Teaching elementary students in China

Post by flintlock » Sat Jul 19, 2003 6:19 pm

Planning to go to China to teach English to either children, youth or adults. My first preference is teaching children because I have a background in elementary education (was a former teacher). This is all new to me as a Canadian teacher. What are some things I can do to prepare myself to teach abroad? :)

Roger
Posts: 274
Joined: Thu Jan 16, 2003 1:58 am

Post by Roger » Tue Jul 22, 2003 7:00 am

I have taught adults, college students, primary pupils and preschoolers in China, and in my experience, the younger the learners the more enthusiasm you can provoke.
Kindergartens now are recruiting native English teachers although they do not always know how to make the best use of you. The teaching in China in general is very regimented. It is a spoon-feeding process from the teacher to his students. There is no dialogue. Reading aloud of dialogues is done as a rehearsal by everone reading both characters. It often is mindless and highly demotivating for students.
But I have had a lot of good vibes because I have done things my way, not budging if my superiors or parents complained. Children need action, they love drawing, which easily develops into writing. They also like PE, stories and games.
Once your students have been put through several grades by Chinese English teachers, their minds are set and they merely function as robots.

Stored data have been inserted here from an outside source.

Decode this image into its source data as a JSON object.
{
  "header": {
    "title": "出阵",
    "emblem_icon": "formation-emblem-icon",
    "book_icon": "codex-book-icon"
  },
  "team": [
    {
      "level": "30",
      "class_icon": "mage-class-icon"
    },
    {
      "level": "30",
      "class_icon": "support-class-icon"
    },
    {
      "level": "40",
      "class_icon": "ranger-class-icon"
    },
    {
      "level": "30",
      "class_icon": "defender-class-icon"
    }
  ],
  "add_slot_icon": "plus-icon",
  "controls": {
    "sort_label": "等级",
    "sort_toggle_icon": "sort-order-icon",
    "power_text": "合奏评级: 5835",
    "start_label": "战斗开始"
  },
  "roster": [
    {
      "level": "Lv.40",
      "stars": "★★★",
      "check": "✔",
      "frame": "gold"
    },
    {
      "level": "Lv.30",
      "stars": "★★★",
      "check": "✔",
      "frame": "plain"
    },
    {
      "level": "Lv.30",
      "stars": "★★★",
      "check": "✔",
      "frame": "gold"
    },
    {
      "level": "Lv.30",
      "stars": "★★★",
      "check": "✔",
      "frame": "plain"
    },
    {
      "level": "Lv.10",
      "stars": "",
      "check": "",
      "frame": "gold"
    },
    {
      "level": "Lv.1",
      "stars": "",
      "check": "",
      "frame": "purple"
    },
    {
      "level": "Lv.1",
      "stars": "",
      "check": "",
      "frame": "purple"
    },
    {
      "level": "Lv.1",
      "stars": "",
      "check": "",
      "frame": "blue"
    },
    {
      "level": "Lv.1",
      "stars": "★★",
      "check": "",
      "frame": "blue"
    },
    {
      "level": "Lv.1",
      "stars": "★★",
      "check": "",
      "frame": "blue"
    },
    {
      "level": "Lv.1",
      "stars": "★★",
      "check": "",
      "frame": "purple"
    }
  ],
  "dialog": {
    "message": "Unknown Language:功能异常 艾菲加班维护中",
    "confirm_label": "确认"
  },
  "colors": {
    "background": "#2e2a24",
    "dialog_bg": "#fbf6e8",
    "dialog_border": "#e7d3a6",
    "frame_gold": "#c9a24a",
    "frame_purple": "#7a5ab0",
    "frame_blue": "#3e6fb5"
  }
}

as an expat, you will most likely have to teach oral English. I do not think of this as a very productive way of raising children's English proficiency, but if you can arrange role-plays (kids shopping for household goods, for instance), there might be more benefits than normally are achieved.

Anyway, you need to prepare yourself for BIG classes - say, 40, 50, 60 in cramped rooms! You also need to be mentally fit to maintain discipline and order with so many kids in your classroom!
And, you need to be highly flexible as your Chinese colleagues may not always do things in your accustomed way! You certainly won't know from them what they had taught your class before your arrival. Teachers here design most of the contents of their subjects by themselves, plus they also do exams, which is somewhat ethically dubious (you have to be 'friends' with your learners because THEY NEVER FAIL under foreign English teachers!).